Nous n’en avons pas fait un objectif en soi. L’agrément de conduite est inscrit dans notre ADN. C’est pourquoi nous voyons toujours un conducteur au volant de nos voitures. La technologie autonome qui équipe déjà nos voitures et que nous continuons à perfectionner est là à titre de soutien, dans le but d’accroître la sécurité et le confort. Un peu comme un copilote. Dans ce domaine, nous sommes plutôt en tête de peloton. Certains concurrents lancent une campagne marketing autour de systèmes de sécurité que nous proposons de série depuis longtemps déjà. Nos voitures se déplaceront-elles un jour de façon 100% autonome dans les embouteillages ? Bien sûr, mais si le conducteur veut profiter de sa Mazda sur une jolie route dégagée, il pourra toujours le faire. Une voiture sans volant, ça ne colle pas avec notre philosophie. Je pense d’ailleurs que la voiture 100% autonome n’est pas pour demain. La technologie a fait de gros progrès, mais pour que cela fonctionne vraiment, il faut disposer d’une infrastructure routière connectée. Il faudrait aussi que l’ensemble du parc automobile soit autonome. Et puis, il y a le problème de la responsabilité en cas d’accident. Faudra-t-il incriminer le constructeur automobile ? Le fournisseur du logiciel ? Ou le conducteur dont le rôle est réduit à celui de simple spectateur ? Avouez qu’il y a là matière à discussion !

Qu’est-ce qui pousse les conducteurs à acheter une Mazda ?

Tout d’abord, il y a le look. Si vous regardez la Vision Coupé, vous constatez que nous sommes passés maîtres dans l’art du design.  Mais l’expérience du produit est tout aussi importante. 95% des acheteurs potentiels signent le bon de commande après un essai routier. Pour nous qui restons une marque relativement modeste, le plus difficile est d’attirer l’attention du conducteur professionnel. Alors quand, à peine lancée, la Mazda 6 a été proclamée Lease Car of the Year, ça a été pour nous comme une bénédiction. Nous nous sommes subitement retrouvés au cœur de l’attention. Ce genre de titre ouvre bien des portes.

Les particuliers qui le souhaitent peuvent aussi souscrire un contrat de leasing privé via une société de leasing. Ce n’est toutefois pas une formule que vous préconisez. Pourquoi ?

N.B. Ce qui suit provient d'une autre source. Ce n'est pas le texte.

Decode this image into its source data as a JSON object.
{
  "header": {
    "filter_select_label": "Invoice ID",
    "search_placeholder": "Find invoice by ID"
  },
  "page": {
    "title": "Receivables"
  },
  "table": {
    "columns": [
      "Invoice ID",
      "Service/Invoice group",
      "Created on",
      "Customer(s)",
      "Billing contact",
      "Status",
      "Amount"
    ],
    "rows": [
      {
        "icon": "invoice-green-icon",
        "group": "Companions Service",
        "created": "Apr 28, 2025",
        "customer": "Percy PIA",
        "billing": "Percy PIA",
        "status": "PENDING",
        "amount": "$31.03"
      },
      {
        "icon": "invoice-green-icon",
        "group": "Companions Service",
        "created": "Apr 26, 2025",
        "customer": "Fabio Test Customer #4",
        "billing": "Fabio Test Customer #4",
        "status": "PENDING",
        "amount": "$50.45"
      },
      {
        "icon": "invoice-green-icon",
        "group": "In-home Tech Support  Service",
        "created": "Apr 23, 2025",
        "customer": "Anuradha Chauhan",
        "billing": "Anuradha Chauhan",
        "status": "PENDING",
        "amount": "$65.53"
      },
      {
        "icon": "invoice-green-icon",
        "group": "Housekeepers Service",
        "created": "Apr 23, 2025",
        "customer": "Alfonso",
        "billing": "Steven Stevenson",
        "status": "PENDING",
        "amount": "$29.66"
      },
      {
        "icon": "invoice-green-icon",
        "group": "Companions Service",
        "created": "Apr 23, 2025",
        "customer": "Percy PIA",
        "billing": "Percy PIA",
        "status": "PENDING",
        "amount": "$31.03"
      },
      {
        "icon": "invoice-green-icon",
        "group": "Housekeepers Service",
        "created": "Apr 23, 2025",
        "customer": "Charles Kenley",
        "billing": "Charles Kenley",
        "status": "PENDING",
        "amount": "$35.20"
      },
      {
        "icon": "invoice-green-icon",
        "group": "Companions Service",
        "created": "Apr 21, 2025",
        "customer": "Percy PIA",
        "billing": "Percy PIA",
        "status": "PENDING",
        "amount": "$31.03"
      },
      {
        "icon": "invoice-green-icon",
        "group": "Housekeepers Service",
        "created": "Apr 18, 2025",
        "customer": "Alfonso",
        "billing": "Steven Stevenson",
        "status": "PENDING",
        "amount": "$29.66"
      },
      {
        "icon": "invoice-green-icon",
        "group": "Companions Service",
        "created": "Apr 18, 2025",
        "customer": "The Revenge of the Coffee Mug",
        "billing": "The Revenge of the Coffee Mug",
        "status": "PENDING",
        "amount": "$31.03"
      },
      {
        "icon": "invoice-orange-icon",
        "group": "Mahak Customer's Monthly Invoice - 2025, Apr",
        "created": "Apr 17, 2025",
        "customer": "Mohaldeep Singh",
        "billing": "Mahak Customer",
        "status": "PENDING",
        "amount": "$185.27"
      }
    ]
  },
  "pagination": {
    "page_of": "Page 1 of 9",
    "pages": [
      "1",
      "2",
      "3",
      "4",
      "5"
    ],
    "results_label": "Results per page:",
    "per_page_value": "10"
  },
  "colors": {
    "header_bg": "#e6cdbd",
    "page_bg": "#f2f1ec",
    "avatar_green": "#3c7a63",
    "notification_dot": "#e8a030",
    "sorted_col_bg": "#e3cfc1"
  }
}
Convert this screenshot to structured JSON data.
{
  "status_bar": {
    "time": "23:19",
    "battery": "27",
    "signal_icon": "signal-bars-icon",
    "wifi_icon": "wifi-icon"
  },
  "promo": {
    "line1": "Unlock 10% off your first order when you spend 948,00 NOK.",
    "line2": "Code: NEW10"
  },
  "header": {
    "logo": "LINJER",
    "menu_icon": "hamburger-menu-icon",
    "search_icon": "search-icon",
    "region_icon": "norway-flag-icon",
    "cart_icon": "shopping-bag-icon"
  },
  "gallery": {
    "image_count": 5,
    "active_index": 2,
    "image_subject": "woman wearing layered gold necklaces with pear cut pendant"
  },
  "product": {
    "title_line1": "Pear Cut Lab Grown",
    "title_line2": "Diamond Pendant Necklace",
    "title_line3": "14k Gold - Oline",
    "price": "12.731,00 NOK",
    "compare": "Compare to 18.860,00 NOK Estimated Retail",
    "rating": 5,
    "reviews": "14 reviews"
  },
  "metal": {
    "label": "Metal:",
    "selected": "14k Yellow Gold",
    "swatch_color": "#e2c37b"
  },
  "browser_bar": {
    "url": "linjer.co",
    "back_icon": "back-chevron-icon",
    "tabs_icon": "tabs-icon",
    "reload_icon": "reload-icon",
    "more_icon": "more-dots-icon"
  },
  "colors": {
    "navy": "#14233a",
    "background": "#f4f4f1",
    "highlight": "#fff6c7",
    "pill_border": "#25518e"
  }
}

Je vois certains acteurs sur le marché offrir de plus grosses ristournes sur un contrat de leasing privé qu’à un client fleet. Cela ne cadre pas avec notre philosophie. Par ailleurs, le private lease est avant tout une façon de liquider un stock.  Or, chez Mazda, nous n’avons pas d’excédents de stock et les carnets de commande sont pleins. Du coup, ce modèle économique n’a pas beaucoup d’intérêt ni d’avenir pour nous.